Das Ergebnis: Abgesehen vom Diabetes können zwar auch Medikamente vor einem frühzeitigen Tod durch die Krankheiten schützen. Allerdings ist der Schutz nicht besser als der durch Bewegung: Bei Erkrankungen der Herzkranzgefäße war Sport ähnlich effektiv wie häufig verordnete Medikamente, darunter Statine und Betablocker. Bei der Behandlung der Schlaganfallpatienten übertraf der Effekt der Bewegung sogar die Medikamente, bei einem Herzversagen wirkten Diuretika etwas besser als das verordnete Training.

"Die herausragende Stärke dieser großangelegten Netzwerk-Metaanalyse ist, dass sie erstmals alle weltweit verfügbaren Daten aus kontrollierten klinischen Studien zusammengeführt und den Effekt körperlicher Aktivität auf das Sterberisiko mit dem von medikamentöser Therapie verglichen hat", schreibt Michael Leitzmann, der das Institut für Epidemiologie und Präventivmedizin an der Universität Regensburg leitet und nicht an der Studie beteiligt war.

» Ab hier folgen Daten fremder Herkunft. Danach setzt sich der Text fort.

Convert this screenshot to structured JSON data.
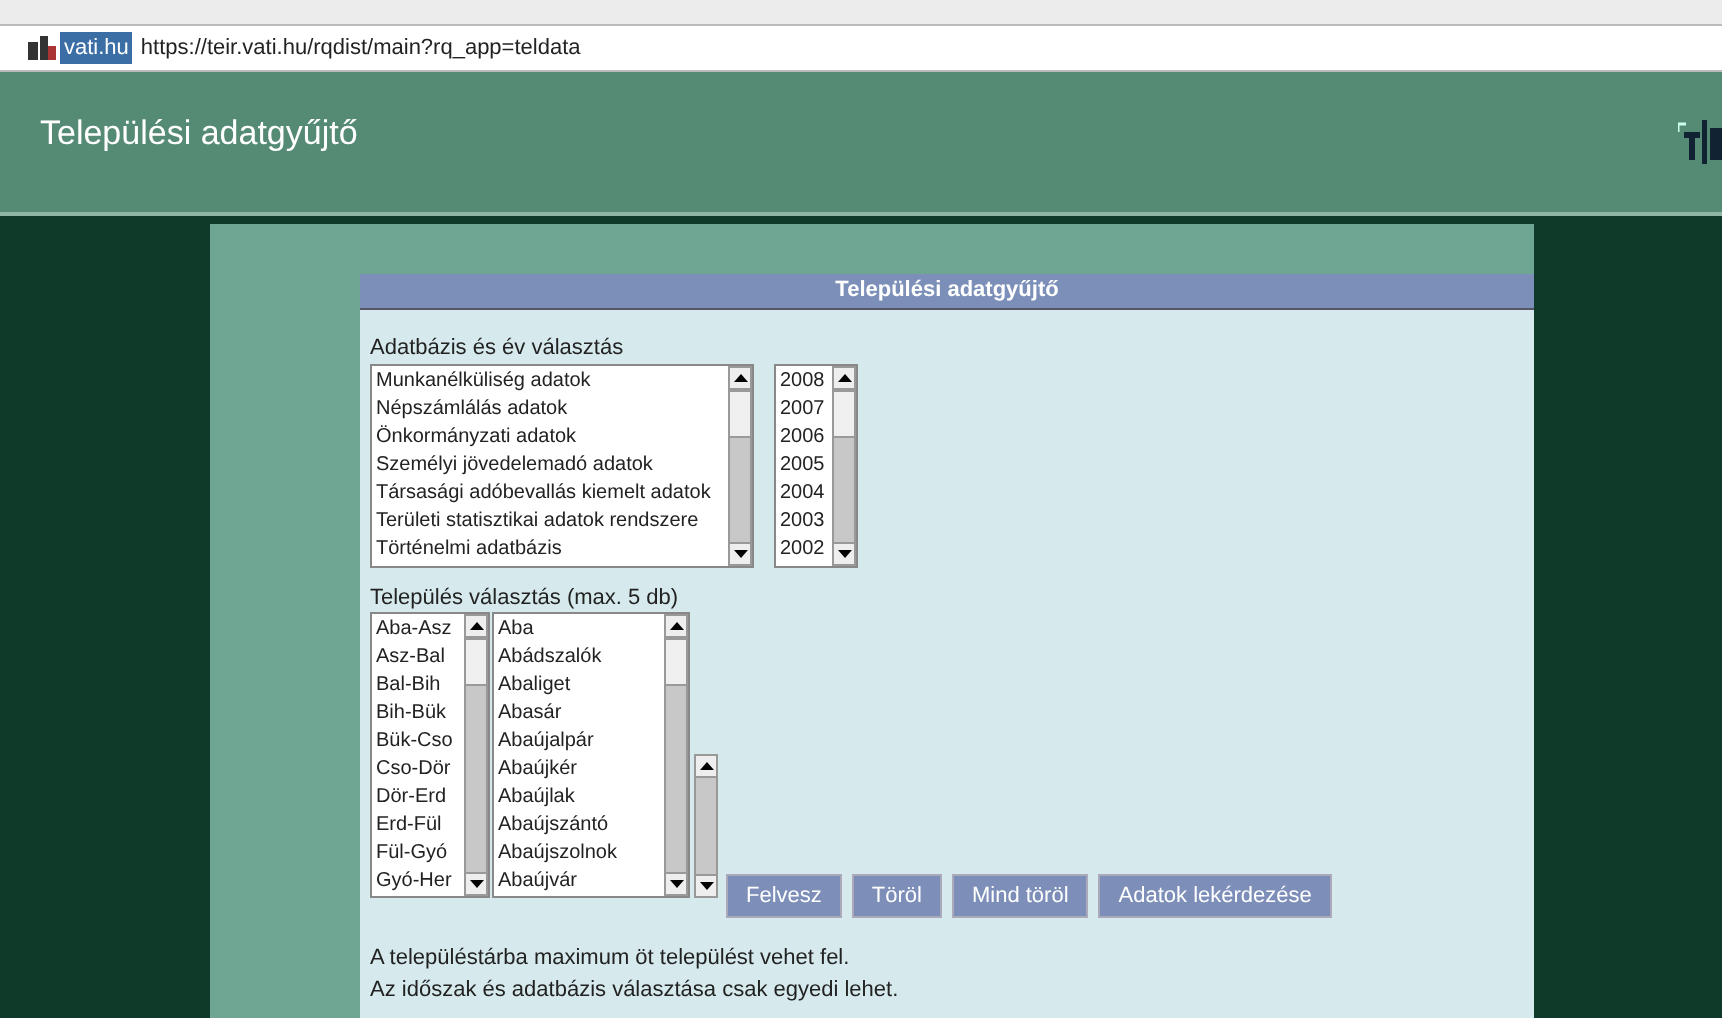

Allerdings offenbarten sich beim Zusammentragen der Studien auch Lücken: "Bei allen vier Krankheitsbildern gibt es deutlich mehr Daten zum Effekt der Medikamente als zum Effekt der Bewegung", schreiben die Forscher in ihrer Veröffentlichung im "British Medical Journal" . Beim Schlaganfall etwa wurden die Erfolge durch Bewegung nur bei 227 Patienten untersucht, die Ergebnisse sind deshalb sehr vorsichtig zu interpretieren. Die Wirkung von blutverdünnenden Mitteln hingegen wurde beim selben Krankheitsbild bei weit mehr als 70.000 Menschen getestet.

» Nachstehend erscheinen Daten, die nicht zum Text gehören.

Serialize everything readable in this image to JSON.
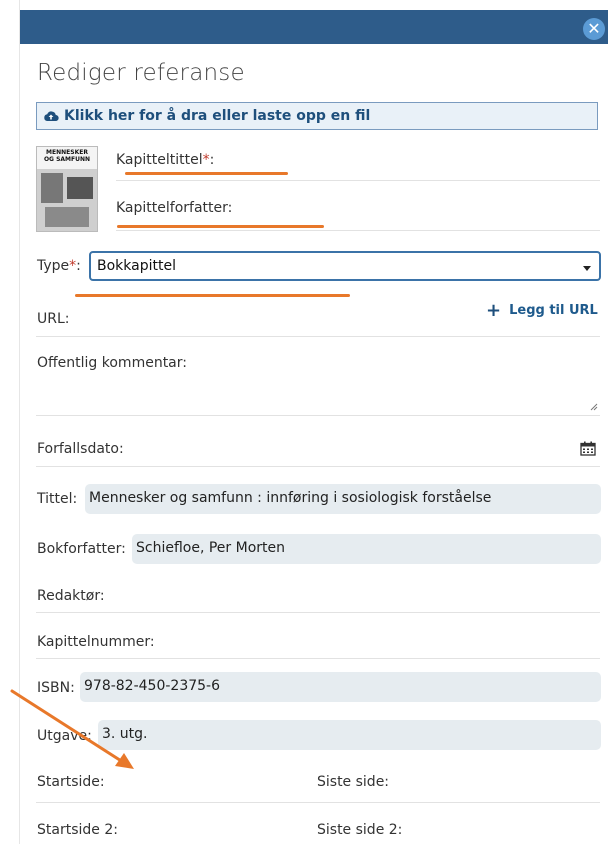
{
  "dialog": {
    "close_glyph": "✕",
    "title": "Rediger referanse",
    "upload_label": "Klikk her for å dra eller laste opp en fil"
  },
  "book_cover": {
    "line1": "MENNESKER",
    "line2": "OG SAMFUNN"
  },
  "form": {
    "chapter_title_label": "Kapitteltittel",
    "chapter_author_label": "Kapittelforfatter:",
    "type_label": "Type",
    "type_value": "Bokkapittel",
    "url_label": "URL:",
    "add_url_label": "Legg til URL",
    "comment_label": "Offentlig kommentar:",
    "due_date_label": "Forfallsdato:",
    "title_label": "Tittel:",
    "title_value": "Mennesker og samfunn : innføring i sosiologisk forståelse",
    "book_author_label": "Bokforfatter:",
    "book_author_value": "Schiefloe, Per Morten",
    "editor_label": "Redaktør:",
    "chapter_number_label": "Kapittelnummer:",
    "isbn_label": "ISBN:",
    "isbn_value": "978-82-450-2375-6",
    "edition_label": "Utgave:",
    "edition_value": "3. utg.",
    "start_page_label": "Startside:",
    "last_page_label": "Siste side:",
    "start_page2_label": "Startside 2:",
    "last_page2_label": "Siste side 2:"
  },
  "icons": [
    "cloud-upload-icon",
    "plus-icon",
    "calendar-icon",
    "resize-handle-icon",
    "chevron-down-icon",
    "close-icon"
  ],
  "colors": {
    "header": "#2e5c8a",
    "accent": "#1e4f7c",
    "annotation": "#e8782a",
    "required": "#c0392b",
    "field_bg": "#e6ecf0"
  }
}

"Wert der Bewegung nicht ausgeschöpft"

"Die einseitige, auf Medikamente konzentrierte Forschung führt möglicherweise dazu, dass die effektivsten Therapien für Krankheitsbilder unerkannt bleiben, falls es sich dabei nicht um eine Behandlung mit Arzneimitteln handelt", warnen die Forscher in ihrer Studie. Sie fordern die Wissenschaft dazu auf, die Wirkung präventiv eingenommener Medikamente in weiteren Studien direkt mit der Wirkung von Bewegungsprogrammen zu vergleichen - bisher fehlt es an derartigen Untersuchungen.

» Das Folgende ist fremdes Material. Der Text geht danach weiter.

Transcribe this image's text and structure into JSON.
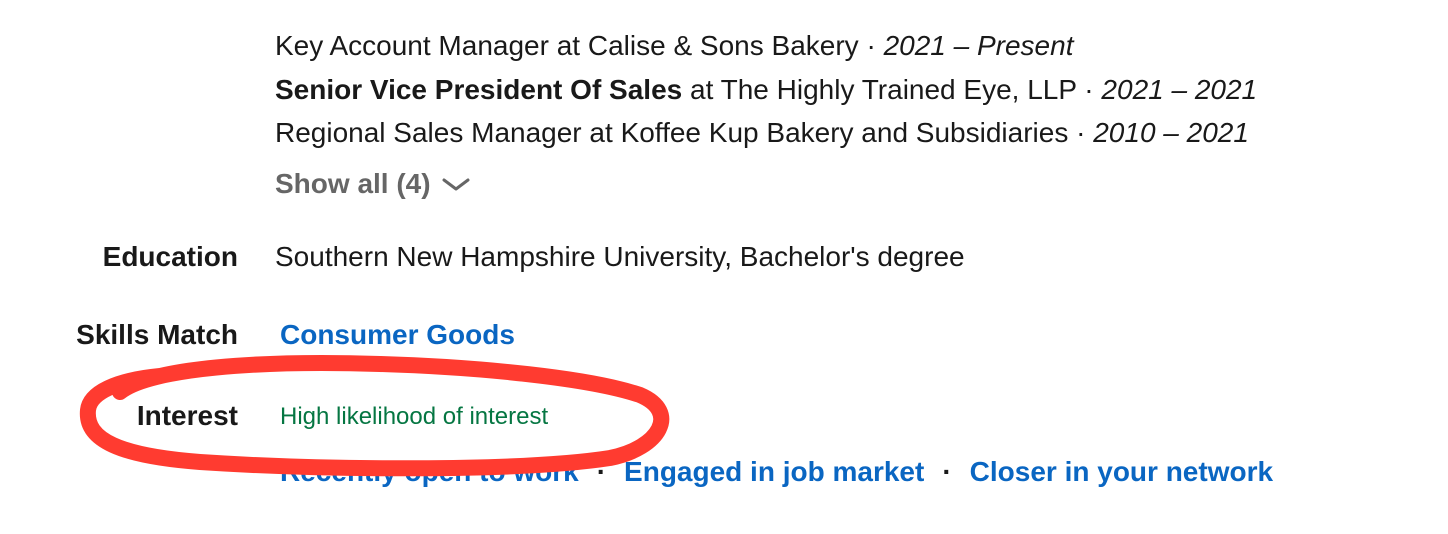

Dadurch könnte noch eine weitere Unsicherheit der jetzigen Studie behoben werden: Die Patientengruppen bei den Medikamenten- und den Bewegungsstudien unterschieden sich zum Teil deutlich. Dies könne möglicherweise das Gesamtergebnis verzerrt haben, so Leitzmann. "Es ist beispielsweise denkbar, dass Patienten in den Medikamentenstudien schwerer krank waren als solche in den Bewegungsstudien."

Könnten die Resultate der Studie gefestigt und die Erkenntnisse über den Effekt der Bewegung ausgebaut werden, dürfte wohl vor allem der Patient profitieren: Körperliche Aktivität bringt nach derzeitigem Kenntnisstand keine kritischen Nebenwirkungen. Dennoch werde ihr Wert bei der Prävention von Krankheiten in der Praxis heute nicht vollständig ausgeschöpft, sagt Leitzmann. Ein Grund dafür sei, dass es auch an wissenschaftlich gesicherten Daten bezüglich der genauen Art, Häufigkeit Frequenz und Intensität präventiv wirkender körperlichen Bewegung mangele. "Dadurch ist es für den Arzt eine Herausforderung, seinen Patienten eine präzise Dosis körperlicher Aktivität zu verordnen."